Former Brampton resident Cameron Reeve Barclay also wrote in a response to The Pointer that he believes it would likely be “quicker and more efficient” to keep the alignment on the surface. “A main concern during the initial consultation seemed to be that it would not fit in with the heritage buildings of downtown Brampton, but this seems to be a much less important consideration now, with Brampton’s population growth and the potential benefit to local businesses by having greater connectivity within peel region,” he wrote. 

Others are supportive of the tunnel.

“We are a city of 700,000 people—going to be 900,000 people—we need to have a proper mobility hub,” Chris Bejnar, a downtown resident who co-founded Citizens For a Better Brampton, told The Pointer. “We need to have this done properly, not haphazardly, [with the] cheapest option and then look back [in] 10 years like ‘what did we do?’”

He said Brampton has “been given so little for the last few years, while everybody else is getting so much” and that the city deserves to get funding for a tunnel alignment of its LRT extension, regardless of the cost.
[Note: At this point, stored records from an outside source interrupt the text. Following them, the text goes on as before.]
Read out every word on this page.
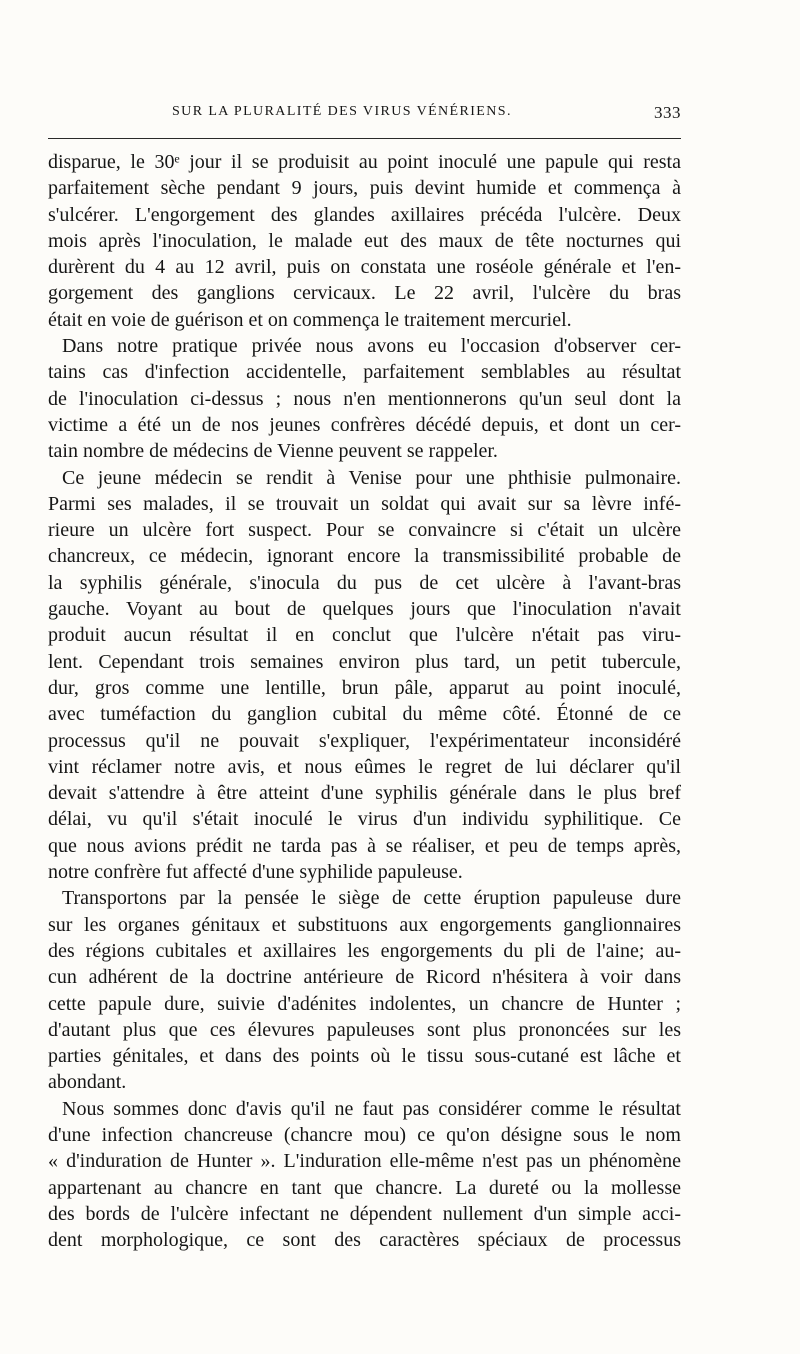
SUR LA PLURALITÉ DES VIRUS VÉNÉRIENS.	333
disparue, le 30ᵉ jour il se produisit au point inoculé une papule qui resta
parfaitement sèche pendant 9 jours, puis devint humide et commença à
s'ulcérer. L'engorgement des glandes axillaires précéda l'ulcère. Deux
mois après l'inoculation, le malade eut des maux de tête nocturnes qui
durèrent du 4 au 12 avril, puis on constata une roséole générale et l'en-
gorgement des ganglions cervicaux. Le 22 avril, l'ulcère du bras
était en voie de guérison et on commença le traitement mercuriel.
Dans notre pratique privée nous avons eu l'occasion d'observer cer-
tains cas d'infection accidentelle, parfaitement semblables au résultat
de l'inoculation ci-dessus ; nous n'en mentionnerons qu'un seul dont la
victime a été un de nos jeunes confrères décédé depuis, et dont un cer-
tain nombre de médecins de Vienne peuvent se rappeler.
Ce jeune médecin se rendit à Venise pour une phthisie pulmonaire.
Parmi ses malades, il se trouvait un soldat qui avait sur sa lèvre infé-
rieure un ulcère fort suspect. Pour se convaincre si c'était un ulcère
chancreux, ce médecin, ignorant encore la transmissibilité probable de
la syphilis générale, s'inocula du pus de cet ulcère à l'avant-bras
gauche. Voyant au bout de quelques jours que l'inoculation n'avait
produit aucun résultat il en conclut que l'ulcère n'était pas viru-
lent. Cependant trois semaines environ plus tard, un petit tubercule,
dur, gros comme une lentille, brun pâle, apparut au point inoculé,
avec tuméfaction du ganglion cubital du même côté. Étonné de ce
processus qu'il ne pouvait s'expliquer, l'expérimentateur inconsidéré
vint réclamer notre avis, et nous eûmes le regret de lui déclarer qu'il
devait s'attendre à être atteint d'une syphilis générale dans le plus bref
délai, vu qu'il s'était inoculé le virus d'un individu syphilitique. Ce
que nous avions prédit ne tarda pas à se réaliser, et peu de temps après,
notre confrère fut affecté d'une syphilide papuleuse.
Transportons par la pensée le siège de cette éruption papuleuse dure
sur les organes génitaux et substituons aux engorgements ganglionnaires
des régions cubitales et axillaires les engorgements du pli de l'aine; au-
cun adhérent de la doctrine antérieure de Ricord n'hésitera à voir dans
cette papule dure, suivie d'adénites indolentes, un chancre de Hunter ;
d'autant plus que ces élevures papuleuses sont plus prononcées sur les
parties génitales, et dans des points où le tissu sous-cutané est lâche et
abondant.
Nous sommes donc d'avis qu'il ne faut pas considérer comme le résultat
d'une infection chancreuse (chancre mou) ce qu'on désigne sous le nom
« d'induration de Hunter ». L'induration elle-même n'est pas un phénomène
appartenant au chancre en tant que chancre. La dureté ou la mollesse
des bords de l'ulcère infectant ne dépendent nullement d'un simple acci-
dent morphologique, ce sont des caractères spéciaux de processus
He questioned why Brampton should be “forced to get the cheapest option,” referring to the $933 million surface alignment the City considered against the $2.8 billion tunnel, and said he believes the surface alignment would “ruin Main Street, ruin our downtown with overhead wires [and] shared access,” and that a tunnel would avoid a “big construction mess along Main Street.”


Residents of both Brampton and Mississauga will need to be supported through transit infrastructure if the two cities are to move toward urbanization and away from their suburban beginnings.

(Hafsa Ahmed/The Pointer)


“Yes, it's more expensive. But also it's the only option that can unite everyone,” he said, saying that Brown and the current council have kept the tunnel option “alive” since his election. 

Regarding the surface alignment, Bejnar said it is “not good enough to handle the future growth of our city. It's not good enough to create a proper downtown mobility hub.” With the plans for other transit infrastructure in the area—the City is planning for a Transit Hub in its downtown—he said there is the opportunity “to create something pretty good.” 

“If we combine everything…that's an exciting project that can really attract and get people excited about downtown.”